Discover Kief and the Many Things You Can Do With It
July 30, 2021 03:00 pm ET
Estimated Read Time: 6 Minutes
The world of cannabis is filled with terminology that can become very confusing, especially for those new to the scene. In this article, we are going to take a deep dive into kief. Kief, which is sometimes called pollen or dry sift, is a term used to describe dried resin glands that have been separated from the cannabis plant. These dried resin glands contain cannabinoids and terpenes. The benefits of smoking—or consuming—kief are plenty, and it is more potent than regular marijuana because of the trichome concentration.
What Is Kief?
In the simplest of terms, kief is a form of cannabis concentrate. The dried resin glands that make up kief come from the trichomes of the cannabis plant. Trichomes are known as hairs, and they do more than just give the plant a specific smell and taste; they also serve as a form of protection from insects, plant-eating animals, and extreme weather. Trichomes signal the maturity of the cannabis buds and ultimately help determine when a cannabis plant should be harvested during the cultivation process.
Tracking down the origins of kief is an interesting journey. It is impossible to say with precision where it came from, but it is speculated that the first use of kief was more than likely in or around India or Ancient Persia. Similar to hash, kief has been used for a range of applications, from medical to recreational. In Morocco, “kief” refers to marijuana that is chopped up and mixed with tobacco, while in the West it is usually consumed alone as a fine powder.

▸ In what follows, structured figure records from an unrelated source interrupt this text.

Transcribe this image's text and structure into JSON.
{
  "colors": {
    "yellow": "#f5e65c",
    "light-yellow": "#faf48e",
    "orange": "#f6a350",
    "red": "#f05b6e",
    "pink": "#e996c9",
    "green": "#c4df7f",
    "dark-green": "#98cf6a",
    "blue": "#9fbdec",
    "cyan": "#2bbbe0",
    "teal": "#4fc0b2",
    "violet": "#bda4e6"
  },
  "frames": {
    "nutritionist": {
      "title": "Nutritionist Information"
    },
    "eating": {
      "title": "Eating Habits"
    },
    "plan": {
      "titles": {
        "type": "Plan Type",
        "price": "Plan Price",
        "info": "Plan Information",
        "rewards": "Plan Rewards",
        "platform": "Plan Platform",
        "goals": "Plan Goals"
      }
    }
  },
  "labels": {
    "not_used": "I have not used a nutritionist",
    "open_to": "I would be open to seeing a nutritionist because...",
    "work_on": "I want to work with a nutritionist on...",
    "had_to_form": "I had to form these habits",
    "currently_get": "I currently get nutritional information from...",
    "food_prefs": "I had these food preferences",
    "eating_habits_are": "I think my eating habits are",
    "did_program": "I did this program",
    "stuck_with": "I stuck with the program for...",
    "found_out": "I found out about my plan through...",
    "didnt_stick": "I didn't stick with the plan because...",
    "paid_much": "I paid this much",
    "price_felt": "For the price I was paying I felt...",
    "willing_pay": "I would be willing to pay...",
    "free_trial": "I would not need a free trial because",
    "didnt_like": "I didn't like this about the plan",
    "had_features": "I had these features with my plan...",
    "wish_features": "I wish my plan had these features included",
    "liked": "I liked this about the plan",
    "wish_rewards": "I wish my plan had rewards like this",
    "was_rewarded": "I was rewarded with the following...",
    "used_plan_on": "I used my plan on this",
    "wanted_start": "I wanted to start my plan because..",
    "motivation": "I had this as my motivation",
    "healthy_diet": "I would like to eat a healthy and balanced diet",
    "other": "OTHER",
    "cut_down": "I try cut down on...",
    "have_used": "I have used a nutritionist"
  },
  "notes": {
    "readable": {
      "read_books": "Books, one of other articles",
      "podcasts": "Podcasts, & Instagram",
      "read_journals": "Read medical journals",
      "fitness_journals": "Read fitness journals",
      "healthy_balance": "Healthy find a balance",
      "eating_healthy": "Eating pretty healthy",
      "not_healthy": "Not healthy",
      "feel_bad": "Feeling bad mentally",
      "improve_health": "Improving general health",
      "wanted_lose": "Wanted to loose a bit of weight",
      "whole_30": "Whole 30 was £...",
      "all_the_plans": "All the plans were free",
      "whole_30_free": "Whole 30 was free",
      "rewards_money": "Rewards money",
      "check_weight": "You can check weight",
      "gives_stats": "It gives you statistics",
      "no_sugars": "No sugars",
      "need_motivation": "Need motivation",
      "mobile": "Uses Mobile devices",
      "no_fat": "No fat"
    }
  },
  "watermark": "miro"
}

For those who love a natural, organic cannabis experience, kief is for you. There is nothing added to cannabis to produce it, as it’s a part of the plant already. This makes it a pure experience as well as a way to fully enjoy your plants for all they offer. It burns fast, hits hard, and overall helps you to reduce waste by using as much of your plant as possible.
Collecting Your Own Kief
Kief is most commonly separated from cannabis flowers using a grinder. If you have utilized a grinder in the past, it is likely that you have made kief and didn’t even know it. Kief can be easily collected utilizing a three-chamber herb grinder. A three-chamber grinder includes a mesh screen that will allow kief to fall through while separating it from the dried herb. In more extensive settings, the extraction of kief is done through the use of silk screening materials and the art of sifting.
Aside from collecting your own kief through the grinding of dry herb, you can also purchase kief at medical and recreational cannabis dispensaries. When purchasing kief, there are a few things that you will want to look out for. The most important is the color of the product you are purchasing. The lighter the color green it is, the purer the product. Kief that is a very green color typically has not been cleaned and most likely still contains a significant amount of plant matter.
How Do You Use It?
So now that we know what kief is and how to obtain it, what do you do with it? Let’s look at some of the most popular uses of kief.
One of the most obvious things to do with kief is to consume it through smoking. This can be done by sprinkling it on top of dried flower in a bowl, layering it in dried herb before rolling a blunt or joint, or adding it to the outside of a joint by lathering on a sticky cannabis concentrate that has been melted down to the outside of the paper and then rolling it in kief. This is one of my favorite ways to enjoy kief, called a furry joint
Make Moon Rocks
Moon rocks can be quite expensive if you buy them in a retail market. However, if you have cannabis concentrates and some dried buds, they are easy to make at home. Simply take your favorite bud, cover it in melted cannabis concentrates that have been gently heated, and then roll the bud in the kief.
Add Kief to Edibles
Kief can also be added to many cannabis-infused edible recipes to enhance potency. If you choose to utilize kief in edibles, it is highly recommended that you combine it with your dried cannabis during the decarboxylation process for the best results. One of the most popular cannabis-infused recipes that can include kief is cannabutter. However, kief could easily be utilized to make infused oils for cooking and infusion into recipes as well as added directly to some recipes as long as it was first decarboxylated to activate the cannabinoid content. You can also add kief to your tea or coffee, because the cannabionids in the kief will be activated by the heat.
Rosin has risen in fame in recent years due to its purity and simplicity of extraction, as well as its ability to preserve cannabinoids. In most cases, rosin presses are utilized to apply heat and pressure to dried cannabis buds, which in return extracts resin from the glands. The same process of applying pressure and heat can be done utilizing kief and produces higher yields and potency than what is produced with dried buds. This is due to kief being composed primarily of resin glands as opposed to the bud, which is primarily plant material with only a covering of resin glands.
You can also utilize kief to make hash, one of the oldest forms of cannabinoid extraction and refinement. Kief is essential in the process of making hash, seeing as how hash is essentially kief that has been pressurized and heated and then formed, most commonly, into a soft dark green ball. Through the different levels of pressurization and the rupturing of the resin glands, the overall effect and taste of hash differ from what you receive when utilizing heat and pressure to create rosin.